Updated on 10 Jul 2020, 6:15 am
It has become increasingly evident that Manipur's entertainment industry and their fans are woefully ignorant when it comes to protection of intellectual property. Agreements are almost always oral or scantily documented. Most of the public are in the dark about the limitations, which results in a whole lot of confusion and bitterness over who owns what and who can do what with that.
Last month, ‘Tantha’, a leading entertainment company, introduced a policy barring fans from using their copyrighted music on Tik Tok and faced significant backlash from their subscribers. And earlier this week, Soma Laishram, a popular movie star, remade a song she sang in 2013 and failed to credit Bronson Khumukcham, the lyricist and composer who originally wrote the song. Yet, in the original version of the song, Bronson was credited as the lyricist and composer.
The confusion ultimately boils down to public ignorance about intellectual property laws. But it's far from rocket science. By the time you finish this article, you will know enough to keep you out of legal trouble and not get cheated when it comes to original work you have created.
In India, any original literary, dramatic, musical, artistic, cinematographic and sound recording work that originates from the skill and labour of an author is copyrightable work. The acquisition of copyright is automatic, and the right comes in existence the moment it is created. Registration of copyright is not a necessity, but it helps identify the copyright holder and serves as evidence.
How long copyright protection lasts varies depending on category. For literary, dramatic, musical and artistic work, it lasts for the life of the author plus an additional 60 years. In the case of cinematography and sound recording, it lasts for 60 years from the beginning of the calendar year after the year of publication.
As a general rule, the first right holder of an intellectual property lies with the author, unless there is an agreement specifically waiving or assigning the said right. Depending on the facts of each case, if it falls within the purview of the exceptions provided under the Copyrights Act, the first right holder varies.
For work created during the course of employment, the copyright belongs to the employer. For commissioned work, it belongs the author/creator unless the rights are assigned to the person who commissioned the work.
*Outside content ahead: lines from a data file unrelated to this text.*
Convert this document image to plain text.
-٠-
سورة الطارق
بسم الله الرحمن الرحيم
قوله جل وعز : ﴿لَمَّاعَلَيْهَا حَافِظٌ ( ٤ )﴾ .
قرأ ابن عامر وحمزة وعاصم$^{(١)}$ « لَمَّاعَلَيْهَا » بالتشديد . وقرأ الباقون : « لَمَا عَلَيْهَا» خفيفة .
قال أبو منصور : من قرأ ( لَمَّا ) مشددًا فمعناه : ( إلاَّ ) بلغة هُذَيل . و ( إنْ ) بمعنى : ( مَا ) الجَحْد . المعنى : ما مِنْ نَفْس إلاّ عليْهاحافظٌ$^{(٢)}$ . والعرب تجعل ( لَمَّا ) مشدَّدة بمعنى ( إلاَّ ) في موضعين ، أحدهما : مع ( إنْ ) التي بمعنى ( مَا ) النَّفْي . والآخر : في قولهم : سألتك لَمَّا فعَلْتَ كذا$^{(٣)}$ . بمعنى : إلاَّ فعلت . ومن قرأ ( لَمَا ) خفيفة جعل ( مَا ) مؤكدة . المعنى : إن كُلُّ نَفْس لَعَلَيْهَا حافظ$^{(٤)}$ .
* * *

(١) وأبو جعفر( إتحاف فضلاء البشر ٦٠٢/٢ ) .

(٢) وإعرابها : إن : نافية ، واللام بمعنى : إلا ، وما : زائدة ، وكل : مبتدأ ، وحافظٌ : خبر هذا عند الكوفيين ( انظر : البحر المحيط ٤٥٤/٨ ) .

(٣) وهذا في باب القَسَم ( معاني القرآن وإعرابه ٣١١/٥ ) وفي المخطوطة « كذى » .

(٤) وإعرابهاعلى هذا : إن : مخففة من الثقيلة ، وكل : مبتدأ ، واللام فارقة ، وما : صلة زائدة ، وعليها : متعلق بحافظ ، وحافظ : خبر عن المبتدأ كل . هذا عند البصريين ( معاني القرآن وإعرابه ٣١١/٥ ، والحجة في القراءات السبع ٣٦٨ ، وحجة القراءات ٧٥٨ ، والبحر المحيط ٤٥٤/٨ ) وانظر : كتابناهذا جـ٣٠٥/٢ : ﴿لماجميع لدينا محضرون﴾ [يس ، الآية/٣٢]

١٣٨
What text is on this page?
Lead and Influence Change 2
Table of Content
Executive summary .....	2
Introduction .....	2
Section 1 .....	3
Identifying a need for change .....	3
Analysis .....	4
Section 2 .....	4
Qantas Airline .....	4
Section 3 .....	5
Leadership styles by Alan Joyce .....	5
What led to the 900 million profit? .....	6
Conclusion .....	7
However, there are some exceptions: Copyright of photographs, paintings, portraits, engravings, or cinematography film made for consideration/payment is owned by the person who commissioned the work.
But, when assignment of rights is not clearly documented, the copyright belongs to the author. In other words, an assignment of rights cannot be made orally. In S. Vijayaraghavan’s case, the Madras High Court observed that assignment of copyright can only be made by writing or it is not at all enforceable in law. When a statutory requirement is not fulfilled, the agreement is invalidated. Further, the Division Bench of Madras High Court in a case related to the Tamil film ‘Aaranya Kaandam’ also observed that in case of lack of assignment, the rights belong to the independent authors/creators, even when the work was done in lieu of consideration. The author of the story/screenplay, the lyricist, the composer would all retain their individual copyright and in the event of remake, explicit permission of the creator would be necessary.
Indian Courts have even stricter rules for online intellectual property. Permissions and/or licensing are mandatory before hosting or using any intellectual property. Therefore, anyone interested in recording ‘cover songs’ — which involves re-working, updating, or interpreting a previously recorded and released song by someone other than the original artist — must either obtain a license and/or consent of the copyright holder, or give notice of their intention to record the song and obtain consent of the copyright holder. In both cases, royalties must be paid, subject to the terms of the contract.
You might think YouTube, where many people record and upload covers of popular songs, is an exception but it isn't — according to the letter of the law, anyway. Some original artists may not bother with getting the covers removed because they are happy for the exposure or consider imitation the sincerest form of flattery, but some may object to the copyright violation. It depends on the individual.
In the age of social media, ignorance of the law can no longer be an excuse. Like the phones we use, the Manipur entertainment industry and the fans need to become smarter. Oral agreements should make way for document-based agreements in order to avoid confusion. Artists should think strategically about protecting their intellectual property rights, making themselves aware of the enforceability of their agreements while also ensuring appropriate due diligence and negotiations are adopted in order to curb unwanted litigation. And fans should brush up on the law before crying foul.